Elegy for a small town store
When I took my future husband to meet my grandparents a few decades ago, my husband mentioned the small town that his parents were from. My grandfather’s eyes lit up and he said, “I know that town! When I was a young man, back in the early 30s, I drove an inner-city bus that ran on Route 40 between Columbus and Dayton. I used to stop there often and visit the little grocery store for their famous peppered bacon!”
That little family-owned grocery store is closing now. Our village will be without a grocery for the first time since the village was established.
My husband and I now live in that small town of 400, in the house that his great- grandfather built in 1899, not far from the grave of his German-immigrant ancestor who arrived a decade before the Civil War and his wife, the English immigrant who birthed their seven children.
This little village began as a stop on the National Road, the first highway constructed by the federal government in the early 19th century. It used to have a bank (where a couple, thought to be Bonnie and Clyde, once shot and killed a teller), a blacksmith shop (once owned by my husband’s great-grandfather, now owned by us), a tannery and a fabric and furniture reupholstering shop.
Now it’s down to two gas stations, a post office, a pizza place and not much else. They even tried to take the schools away in the last few elections, but they were voted down. The small number of rural routes that operate from the little post office in the grocery store parking lot are being sent to a larger branch, which makes little apparent economic sense. They have to bring the mail out to the boxes for the townsfolk anyway, but now the rural mail will be sorted 15 miles away and driven out to our local byways. Not much gas savings there, but obviously someone in management thinks it’s a good idea.
Our teenagers worked in the grocery. It was their first lesson in holding a job, in financial management, in relating to the public as a businessperson. Their pay went for college savings, computer parts, guitars, gas, insurance and more of the trappings of young life. My 17-year-old son is soon to be unemployed for the first time since he was 15.
The local reaction is quiet shock, punctuated by railing against modern ways and big box stores. Conversation at the post office is unsettled and distressed. One soon-to-be former clerk cries on the shoulder of the postmaster about the hardship that this will bring to her family. The owners, who have just sent their twin daughters to college, are not saying much.
Time marches on, and progress won’t stop. People can’t afford to buy groceries from a small store whose prices are good, but not as low as the Wal-Mart five miles down Route 40. But many families like ours were in and out of the small grocery every other day, buying milk, cold medicine, bananas, doughnuts and peppered bacon. They could even get their deer dressed there.
It’s hard not to feel guilty about the store’s demise, though. It’s a bit like the guilt I felt when the two bookstores at our county’s relatively small mall went under. I shopped there occasionally, but it seemed a bit daft to drive half an hour to get to a store that probably wouldn’t have what I wanted to read and who would charge me full retail, when I could click a few buttons and have the an enormous selection of books delivered to me at a major discount with free shipping. Same with many other goods. If I drive across the county, will they have the item I want in the size or color I want? I could call, but it quite often takes forever to get a human and they sometimes won’t hold the item for pick-up. Maybe it will be there when I get there, but if I find it online, I know that it will show up on my front porch a few days later.
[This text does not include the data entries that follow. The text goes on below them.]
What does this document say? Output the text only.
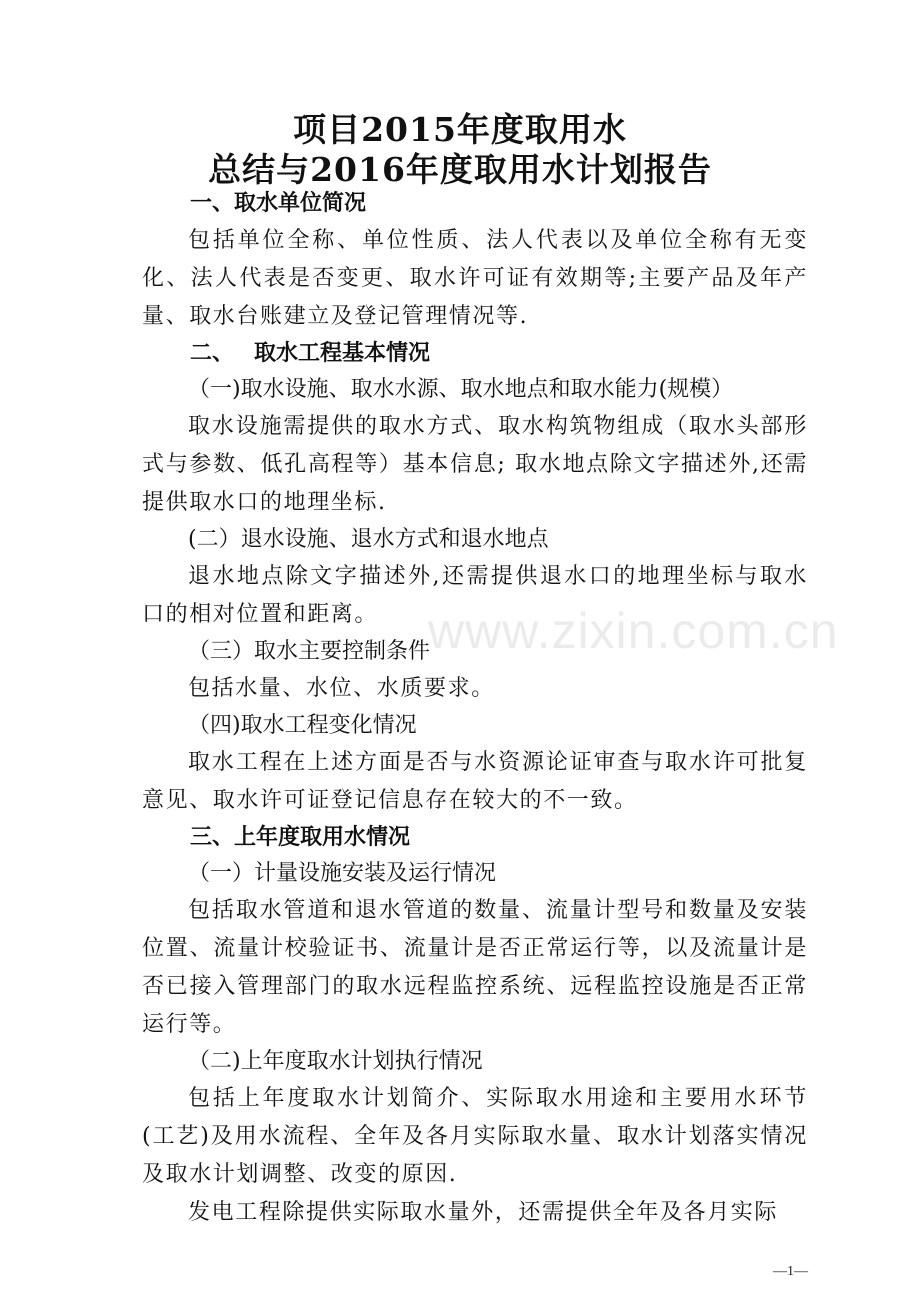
项目2015年度取用水
总结与2016年度取用水计划报告
一、取水单位简况
包括单位全称、单位性质、法人代表以及单位全称有无变化、法人代表是否变更、取水许可证有效期等;主要产品及年产量、取水台账建立及登记管理情况等.
二、 取水工程基本情况
（一)取水设施、取水水源、取水地点和取水能力(规模）
取水设施需提供的取水方式、取水构筑物组成（取水头部形式与参数、低孔高程等）基本信息; 取水地点除文字描述外,还需提供取水口的地理坐标.
(二）退水设施、退水方式和退水地点
退水地点除文字描述外,还需提供退水口的地理坐标与取水口的相对位置和距离。
（三）取水主要控制条件
包括水量、水位、水质要求。
（四)取水工程变化情况
取水工程在上述方面是否与水资源论证审查与取水许可批复意见、取水许可证登记信息存在较大的不一致。
三、上年度取用水情况
（一）计量设施安装及运行情况
包括取水管道和退水管道的数量、流量计型号和数量及安装位置、流量计校验证书、流量计是否正常运行等，以及流量计是否已接入管理部门的取水远程监控系统、远程监控设施是否正常运行等。
（二)上年度取水计划执行情况
包括上年度取水计划简介、实际取水用途和主要用水环节(工艺)及用水流程、全年及各月实际取水量、取水计划落实情况及取水计划调整、改变的原因.
发电工程除提供实际取水量外，还需提供全年及各月实际
www.zixin.com.cn
—1—
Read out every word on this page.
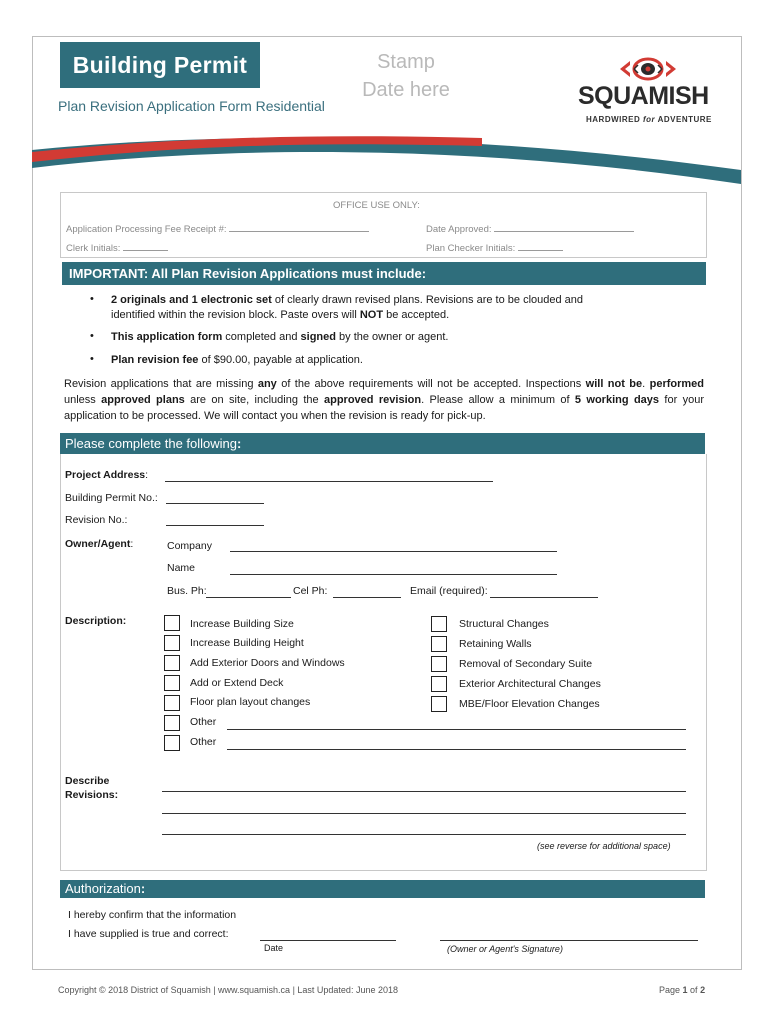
Building Permit
Plan Revision Application Form Residential
Stamp
Date here	SQUAMISH
HARDWIRED for ADVENTURE
OFFICE USE ONLY:
Application Processing Fee Receipt #:	Date Approved:
Clerk Initials:	Plan Checker Initials:
IMPORTANT: All Plan Revision Applications must include:
• 2 originals and 1 electronic set of clearly drawn revised plans. Revisions are to be clouded and
identified within the revision block. Paste overs will NOT be accepted.
• This application form completed and signed by the owner or agent.
• Plan revision fee of $90.00, payable at application.
Revision applications that are missing any of the above requirements will not be accepted. Inspections will not be. performed unless approved plans are on site, including the approved revision. Please allow a minimum of 5 working days for your application to be processed. We will contact you when the revision is ready for pick-up.
Please complete the following:
Project Address:
Building Permit No.:
Revision No.:
Owner/Agent:	Company
Name
Bus. Ph:	Cel Ph:	Email (required):
Description:	Increase Building Size
Increase Building Height
Add Exterior Doors and Windows
Add or Extend Deck
Floor plan layout changes
Other
Other
Structural Changes
Retaining Walls
Removal of Secondary Suite
Exterior Architectural Changes
MBE/Floor Elevation Changes
Describe
Revisions:
(see reverse for additional space)
Authorization:
I hereby confirm that the information
I have supplied is true and correct:
Date	(Owner or Agent's Signature)
Copyright © 2018 District of Squamish | www.squamish.ca | Last Updated: June 2018	Page 1 of 2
I would never go on record saying that progress for the sake of progress must be discouraged. And I certainly don’t want to save every old building that once housed a slightly famous person or funnel huge sums of money into businesses that are failing because of out-dated practices and products. But still, there should be some room for the small-but-useful alongside the humongous corporate sprawl.
Not to mention locally made peppered bacon!